Dans de nombreux secteurs déjà (environnement, droits de l’homme, action sociale, aides à l’insertion), les organismes à but non lucratif-en France, les associations 1901- conjuguent sur le terrain initiative collective et contrôle citoyen.
Face à la mondialisation et à l’irresponsabilité généralisée des experts et des politiques, les associations peuvent constituer un réel contre-pouvoir pour assurer la transparence et prévenir de nouveaux dérapages, voire (on peut rêver) accompagner une réforme en profondeur de notre modèle de développement.
Les associations de défense, celles qui se chargent de surveiller et de protéger les intérêts des personnes dans le domaine des droits fondamentaux, de la santé, de l’éducation, des libertés individuelles, sont rompues à l’action collective et à la surveillance citoyenne. Qu’elles défendent les intérêts des consommateurs ou protégent l’environnement contre les nuisances industrielles, des milliers d’associations citoyennes surveillent sur le terrain des activités des pouvoirs publics et des entreprises. Elles doivent s’emparer de toutes les questions fondamentales de notre société et pas seulement des causes urgentes ou humanitaires, pour informer les citoyens, de manière transparente et objective. Les associations de défense doivent renforcer leurs moyens de contrôle pour assurer la transparence des principaux choix politiques et industriels, en jouant le rôle de lanceurs d’alerte.

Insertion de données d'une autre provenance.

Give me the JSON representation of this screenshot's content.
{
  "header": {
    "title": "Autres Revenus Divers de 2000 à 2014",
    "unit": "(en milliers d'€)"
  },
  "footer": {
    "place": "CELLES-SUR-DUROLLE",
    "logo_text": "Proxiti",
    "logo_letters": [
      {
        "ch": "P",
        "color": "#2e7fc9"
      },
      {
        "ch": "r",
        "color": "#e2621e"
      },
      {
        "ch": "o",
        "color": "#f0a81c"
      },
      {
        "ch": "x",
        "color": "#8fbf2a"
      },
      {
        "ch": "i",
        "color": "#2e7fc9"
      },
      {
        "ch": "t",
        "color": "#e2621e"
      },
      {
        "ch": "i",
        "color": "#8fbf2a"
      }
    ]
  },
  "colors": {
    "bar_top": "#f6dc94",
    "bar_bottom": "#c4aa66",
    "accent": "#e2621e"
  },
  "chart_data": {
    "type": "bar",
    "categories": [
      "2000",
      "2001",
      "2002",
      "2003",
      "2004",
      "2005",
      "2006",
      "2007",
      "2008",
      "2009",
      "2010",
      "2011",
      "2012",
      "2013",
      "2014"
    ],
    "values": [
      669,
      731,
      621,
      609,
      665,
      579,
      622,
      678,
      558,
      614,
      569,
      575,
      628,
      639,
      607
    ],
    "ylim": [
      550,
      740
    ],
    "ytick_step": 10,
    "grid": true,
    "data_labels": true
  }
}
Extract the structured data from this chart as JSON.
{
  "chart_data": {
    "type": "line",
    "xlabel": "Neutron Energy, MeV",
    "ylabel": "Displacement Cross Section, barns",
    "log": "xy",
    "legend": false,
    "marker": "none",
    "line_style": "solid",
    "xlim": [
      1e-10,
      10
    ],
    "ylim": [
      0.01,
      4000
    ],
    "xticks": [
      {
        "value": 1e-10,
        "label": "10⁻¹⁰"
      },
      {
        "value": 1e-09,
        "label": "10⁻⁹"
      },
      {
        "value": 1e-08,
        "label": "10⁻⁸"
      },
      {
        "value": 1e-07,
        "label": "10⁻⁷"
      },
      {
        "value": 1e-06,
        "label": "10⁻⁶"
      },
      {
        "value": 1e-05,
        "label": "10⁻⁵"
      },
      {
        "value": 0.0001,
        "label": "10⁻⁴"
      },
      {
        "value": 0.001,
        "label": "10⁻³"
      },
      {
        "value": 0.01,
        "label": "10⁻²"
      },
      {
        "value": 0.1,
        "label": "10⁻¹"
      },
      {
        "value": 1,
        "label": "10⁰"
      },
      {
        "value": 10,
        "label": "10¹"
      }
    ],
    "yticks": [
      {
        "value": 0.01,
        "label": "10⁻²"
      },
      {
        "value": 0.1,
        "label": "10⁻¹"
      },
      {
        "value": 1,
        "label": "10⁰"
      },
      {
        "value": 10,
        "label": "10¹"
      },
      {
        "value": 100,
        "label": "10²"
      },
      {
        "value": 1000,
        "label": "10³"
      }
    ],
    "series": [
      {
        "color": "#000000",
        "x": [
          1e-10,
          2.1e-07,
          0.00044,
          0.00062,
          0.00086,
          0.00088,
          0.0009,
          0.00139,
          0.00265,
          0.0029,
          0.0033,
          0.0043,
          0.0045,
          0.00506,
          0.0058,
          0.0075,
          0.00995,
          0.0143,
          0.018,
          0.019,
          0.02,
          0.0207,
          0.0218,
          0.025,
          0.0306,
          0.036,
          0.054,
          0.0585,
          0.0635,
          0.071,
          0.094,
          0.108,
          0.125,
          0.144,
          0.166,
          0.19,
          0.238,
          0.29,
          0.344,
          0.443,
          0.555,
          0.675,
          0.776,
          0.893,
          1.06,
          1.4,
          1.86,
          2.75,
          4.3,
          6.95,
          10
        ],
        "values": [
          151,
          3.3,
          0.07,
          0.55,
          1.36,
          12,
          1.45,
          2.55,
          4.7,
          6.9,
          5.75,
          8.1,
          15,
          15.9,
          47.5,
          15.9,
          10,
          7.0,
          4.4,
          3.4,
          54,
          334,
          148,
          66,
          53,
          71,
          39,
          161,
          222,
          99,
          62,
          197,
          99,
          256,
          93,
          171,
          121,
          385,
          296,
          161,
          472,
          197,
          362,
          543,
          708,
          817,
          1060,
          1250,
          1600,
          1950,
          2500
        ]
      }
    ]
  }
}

Le secteur associatif accueille également de nombreuses expérimentations en rapport avec la production et la circulation des richesses. Des associations sont impliquées dans le secteur marchand (Economie Sociale et Solidaire) et elles expérimentent avec succès depuis plusieurs dizaines d’années des modèles économiques alternatifs. Ces structures inventent de nouveaux modes de production et de distribution des biens ou des services, reposant sur le respect des personnes, la préservation de l’environnement ou l’instauration de relations économiques éthiques. Dans le domaine agricole, par exemple, les AMAP proposent aux particuliers des produits frais en provenance directe des producteurs locaux. La filière du commerce équitable est également fortement représentée par de nombreuses ONG associatives –souvent des micro-structures- qui écoulent des produits artisanaux en provenance du sud.
A travers des structures juridiques adaptées et la recherche d’une gouvernance de qualité, les organismes à but non lucratif sont nombreux à proposer des façons de produire et de consommer plus respectueuses des besoins fondamentaux des êtres humains.